Making Middleboxes Someone Else’s Problem: Network Processing as a Cloud Service: A Critique

Summary
Outsourcing non-core competencies through cloud services is a common practice for most successful tech companies to decrease costs, ease management, and provide scalability. So does deploying middlebox services to improve security and performance in their networks. The current middlebox processing schemes involve setting up and managing the infrastructure locally within the network. In their paper, Sherry et al. argue that the same advantages of a cloud service can be utilized for a cloud-based middlebox solution. For that objective, they implement APLOMB, “a practical service for outsourcing enterprise middlebox processing to the cloud.”
Strengths
The paper is the first of its kind that provides a systematic review of real-world middlebox deployments for 57 enterprises ranging from small ( 10 middleboxes) to very large ( 1946 middleboxes). They are also first in systematically exploring the limitation and the requirements of a real-world cloud solution for a wide variety of middleboxes. They further support this research by providing a concrete implementation of the service they propose using off-the-shelf solutions like EC2 and commodity gateways.
Weaknesses
Although Sherry et al. ’s APLOMB reduces the cost of middlebox infrastructure, it inevitably increases the bandwidth costs by needing to pay for the bandwidth twice: once for enterprise to middlebox cloud, and again for middlebox cloud to the outside world. They also state the possible concerns around security, which all cloud computing services face. But as they reported, these concerns have not stopped the adoption of cloud services, nor the compliance certifications provided for such services.
Analysis I
Sherry et al. try to position their research as a practical, real-world solution that might be a profitable business.

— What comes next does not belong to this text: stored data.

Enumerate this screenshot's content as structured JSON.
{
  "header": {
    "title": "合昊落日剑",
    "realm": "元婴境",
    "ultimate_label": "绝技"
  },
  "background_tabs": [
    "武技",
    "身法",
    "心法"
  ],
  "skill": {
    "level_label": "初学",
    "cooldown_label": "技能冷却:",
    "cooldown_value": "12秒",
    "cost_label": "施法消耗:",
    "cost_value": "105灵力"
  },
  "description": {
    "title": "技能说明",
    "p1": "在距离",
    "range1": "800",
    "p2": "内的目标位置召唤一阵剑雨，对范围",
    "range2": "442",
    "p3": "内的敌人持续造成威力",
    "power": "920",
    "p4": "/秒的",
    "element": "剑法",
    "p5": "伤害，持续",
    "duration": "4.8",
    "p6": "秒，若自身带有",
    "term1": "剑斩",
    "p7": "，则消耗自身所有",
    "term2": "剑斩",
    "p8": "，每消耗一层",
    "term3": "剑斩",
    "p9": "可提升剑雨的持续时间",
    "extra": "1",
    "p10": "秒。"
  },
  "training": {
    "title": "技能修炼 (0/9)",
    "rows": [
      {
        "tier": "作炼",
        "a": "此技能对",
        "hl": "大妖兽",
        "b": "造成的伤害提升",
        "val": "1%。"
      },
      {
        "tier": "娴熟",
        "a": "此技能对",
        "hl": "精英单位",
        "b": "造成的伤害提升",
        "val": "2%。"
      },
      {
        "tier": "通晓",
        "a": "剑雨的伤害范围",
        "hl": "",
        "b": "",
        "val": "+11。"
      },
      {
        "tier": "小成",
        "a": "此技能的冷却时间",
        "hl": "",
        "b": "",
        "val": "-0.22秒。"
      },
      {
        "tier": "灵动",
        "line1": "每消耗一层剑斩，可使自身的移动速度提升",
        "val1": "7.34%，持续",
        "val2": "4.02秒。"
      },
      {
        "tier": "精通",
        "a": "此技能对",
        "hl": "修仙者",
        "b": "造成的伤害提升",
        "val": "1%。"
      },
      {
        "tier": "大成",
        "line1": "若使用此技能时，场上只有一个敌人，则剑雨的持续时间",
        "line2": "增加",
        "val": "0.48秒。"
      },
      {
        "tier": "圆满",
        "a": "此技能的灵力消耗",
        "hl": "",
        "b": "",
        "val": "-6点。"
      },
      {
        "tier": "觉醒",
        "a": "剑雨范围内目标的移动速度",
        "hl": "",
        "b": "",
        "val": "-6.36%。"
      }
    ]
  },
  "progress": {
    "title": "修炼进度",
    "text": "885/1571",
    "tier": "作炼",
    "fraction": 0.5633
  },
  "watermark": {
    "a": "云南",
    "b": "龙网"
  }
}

In that regard, their biggest challenge is the inevitable cost increase APLOMB causes for bandwidth. They try to mitigate this problem by introducing a redundancy elimination and compression schemes that reduce the bandwidth demand by roughly 30%. Even with that solution, a 1.7x bandwidth cost increase would be expected. They further claim a sole APLOMB provider could offer substantially lower prices, based on economies of scale to come into play. But for that to happen, the proposed APLOMB provider would either require a substantial initial investment before profitability, or a rapid early adoption by large enterprises, both of which are hard to achieve. This does not detract from the valuable contribution the paper provides for the research community. It just highlights the complexity of a real-world problem besides technical challenges, which the authors already do a good job about.
Analysis II
The reference APLOMB implementation described at the paper does an incredible job causing a minimal latency (<5ms) for the vast majority of the network traffic while being able to have a straightforward architecture and to support a variety of different middlebox implementations. Apart from the financial challenges mentioned above, the solution provided is technically sound. I think if a significant player like Amazon could get into this business quite easily given their expertise in cloud services, the existing infrastructure, and the customer base they have.
Interesting Note
I did not realize this research by the same professor Justine Sherry as BlindBox until after the fact. I was impressed by the level of detail provided for the implementation and the examination conducted for the real-world implications of APLOMB. I wanted to learn more about who led the research and had the realization Sherry et al. was also behind the BlindBox research, which shared similar characteristics in terms of providing thoughtful implementation details and real-world considerations.
References
J. Sherry, S. Hasan, C. Scott, A. Krishnamurthy, S. Ratnasamy, and V. Sekar. Making middleboxes someone else’s problem: Network processing as a cloud service. In Proceedings of the ACM SIGCOMM 2012 Conference on Applications, Technologies, Architectures, and Protocols for Computer Communication, SIGCOMM ’12, pages 13–24, New York, NY, USA, 2012. ACM.
J. Sherry, C. Lan, R. A. Popa, and S. Ratnasamy. Blindbox: Deep packet inspection over encrypted traffic. In Proceedings of the 2015 ACM Conference on Special Interest Group on Data Communication, SIGCOMM ’15 pages 213–226, New York, NY, USA, 2015. ACM.